Laugh if you want, but this is something I've actually wondered about.

Pretty much all English-speaking Americans know how to make gibberish in other languages--not to be understood, but simply to indicate to the other person that we're pretending to speak a specific foreign language rather than, say, undergoing some neurological or religious experience. For example, here's how Americans do:

Swedish gibberish [think: the Muppets' Swedish chef]: "Ufda-buffda, hunga-bjorna."

Japanese gibberish [growl brand names in a deep Toshiro Mufune voice]: "Oh-SA! Toyota! Mitsubishi!"

Italian gibberish [simply standard English with "-a" added at the end of most words, while gently shaking your hand, thumb touching index and middle fingertips, in front of your face]: "I'm-a goin' home-a now."
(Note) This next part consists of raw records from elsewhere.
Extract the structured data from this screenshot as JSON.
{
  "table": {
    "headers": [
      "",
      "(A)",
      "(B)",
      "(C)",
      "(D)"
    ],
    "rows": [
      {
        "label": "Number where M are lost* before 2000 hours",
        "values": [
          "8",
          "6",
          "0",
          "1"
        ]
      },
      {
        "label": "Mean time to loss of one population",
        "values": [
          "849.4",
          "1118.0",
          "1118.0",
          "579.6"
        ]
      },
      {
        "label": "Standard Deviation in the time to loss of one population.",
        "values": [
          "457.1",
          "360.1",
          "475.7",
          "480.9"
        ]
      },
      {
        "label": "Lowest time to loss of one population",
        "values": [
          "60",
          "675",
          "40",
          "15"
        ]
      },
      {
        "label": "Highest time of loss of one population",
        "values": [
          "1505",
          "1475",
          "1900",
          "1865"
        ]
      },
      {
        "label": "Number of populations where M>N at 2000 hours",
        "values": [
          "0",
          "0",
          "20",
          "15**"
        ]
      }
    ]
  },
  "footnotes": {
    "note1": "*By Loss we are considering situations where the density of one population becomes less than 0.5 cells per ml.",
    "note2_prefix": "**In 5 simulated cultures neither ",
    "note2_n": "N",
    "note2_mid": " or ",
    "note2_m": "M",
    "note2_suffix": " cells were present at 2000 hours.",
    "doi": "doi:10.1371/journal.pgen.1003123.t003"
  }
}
French gibberish [actual words unnecessary; just purse your lips and make rapid-fire sounds from your soft palate while holding your cigarette from underneath].

And so on. I could have included Chinese gibberish, Spanish gibberish, and German gibberish, which most Americans know how to produce and all Americans recognize. We've learned it from Jerry Lewis movies, Peter Sellers movies, John Belushi skits, "I Love Lucy" reruns, and the like.*

Whether that's somehow offensive is a question another time. (Although, if you're impatient, I can tell you now that the answer is no. It's a human impulse to render everything around us onomotopoetically--even things which by their nature shouldn't have sounds at all. Otherwise, cats all over the world would simply say "meow." But I digress.)

My question has always been, what do speakers of other languages do about English? What does their American gibberish sound like?

Now we know:



It's kind of startling at first, but I can't deny there's linguistic justice to it. No wonder they look at some of us so oddly when we order from the menu.

*And that's not even counting authentic frontier gibberish.